- Abbreviation: WIL
- Leader: Richard Price
- Chairperson: Ian Harrison
- Founder: Sheila Torrance
- Founded: 1987
- Dissolved: 2006
- Split from: Workers' Revolutionary Party
- Newspaper: Workers News Workers Action
- Ideology: Trotskyism
- Political position: Far-left
- International affiliation: Leninist-Trotskyist Tendency

= Workers' International League (1987) =

The Workers' International League (WIL) was a British Trotskyist organisation that split in early 1987 from the Workers' Revolutionary Party (WRP) which had been led by Sheila Torrance.

The League soon started to publish Workers' News as its monthly publication. Initially, the group around leading WRP adherents Richard Price and Ian Harrison defended the Healyite tradition, albeit in a critical way. However, during and after a nine-month faction struggle against a minority section in the organisation who supported the idea of joining David North's ICFI, the group began to abandon the Healyite tradition and came to the conclusion that the Fourth International had degenerated by the late 1940s, needing to be rebuilt afresh.

Due to a physical altercation between a leading member of the WIL, then in Torrance's WRP, with a leading member of the Workers Press faction of the WRP during the 1986 printers' dispute in Wapping, east London, there was great hostility between the two groups, which did not help in its fledgling steps into the wider labour movement. Even so, two years after its formation, the WIL had recruited Bob Pitt, who was originally a supporter of the Workers Press faction of the WRP.

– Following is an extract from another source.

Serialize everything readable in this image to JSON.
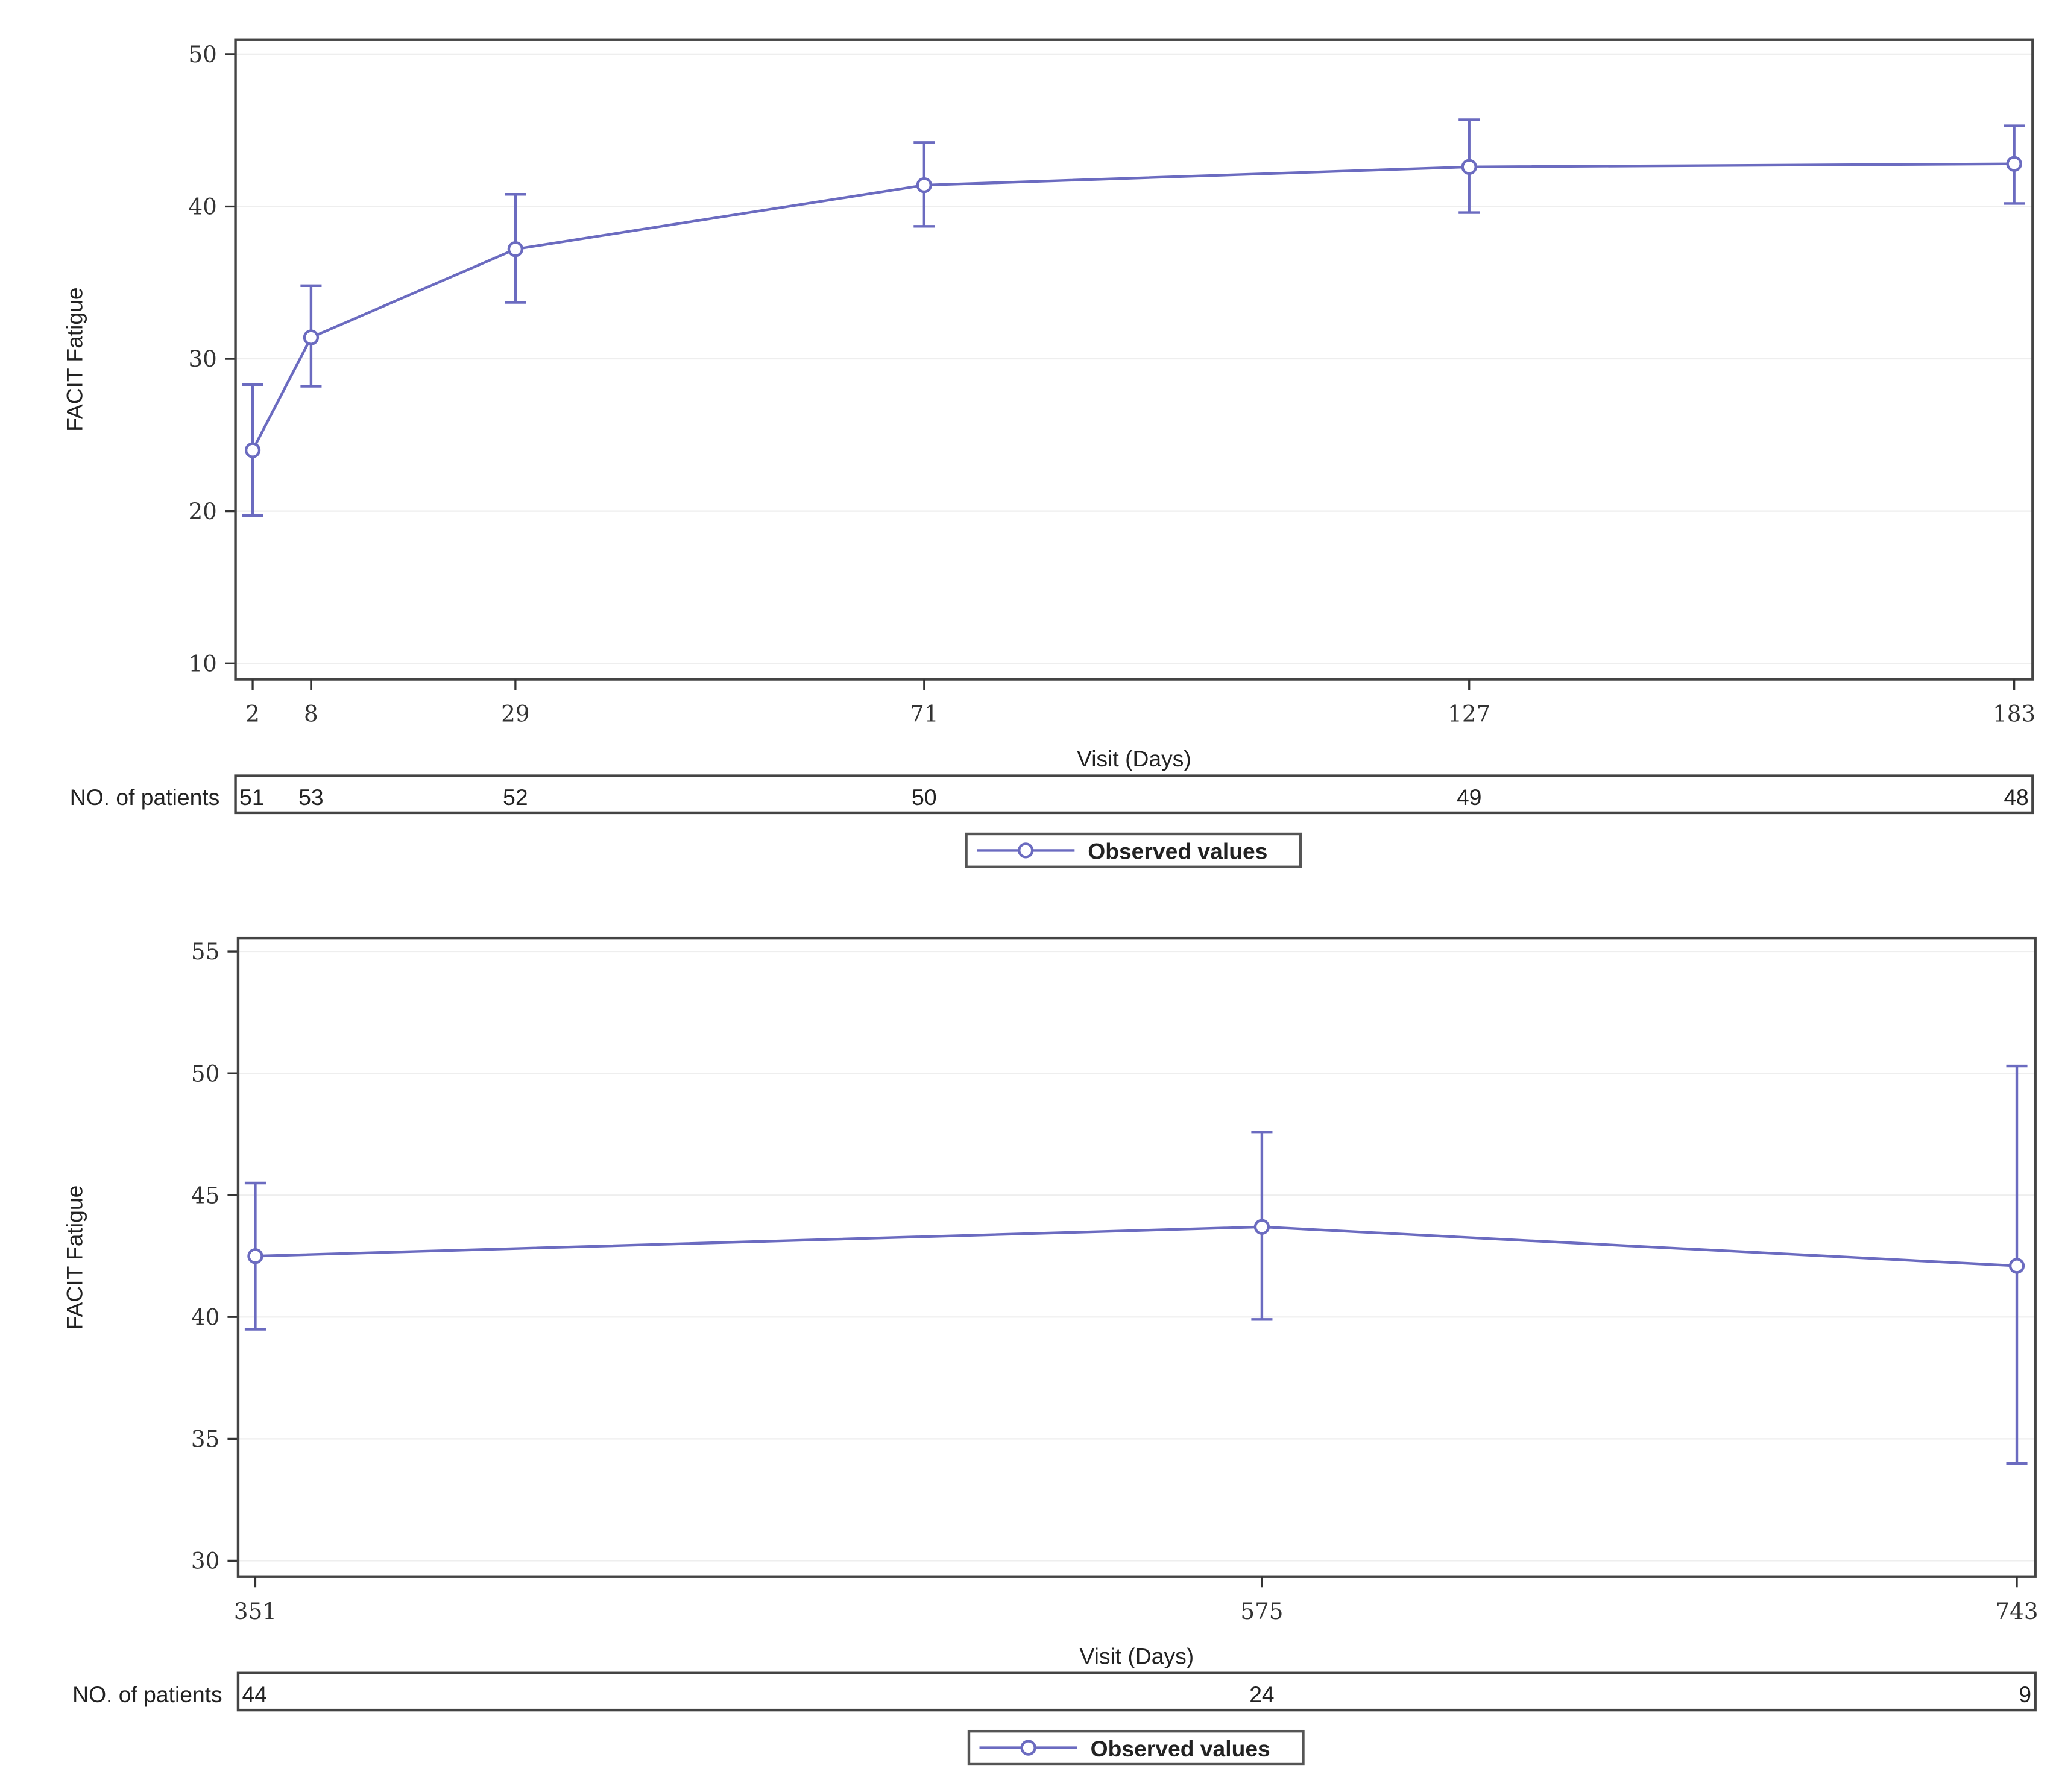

The League also began to have discussions with other small groups, particularly Workers Power and the Revolutionary Internationalist League, and though these discussions did not amount to a merger of these groups, they did help the organisation to mature politically.

In March 1991, the WIL fused with the Leninist-Trotskyist Tendency of Belgium and Germany and a group of South African Trotskyists to form the Leninist-Trotskyist Tendency (LTT).

After an acrimonious split in 1997, the majority of the WIL evolved into a group around the magazine Workers Action, which was produced quarterly until 2004 and bi-annually until its thirtieth and last edition in August 2006.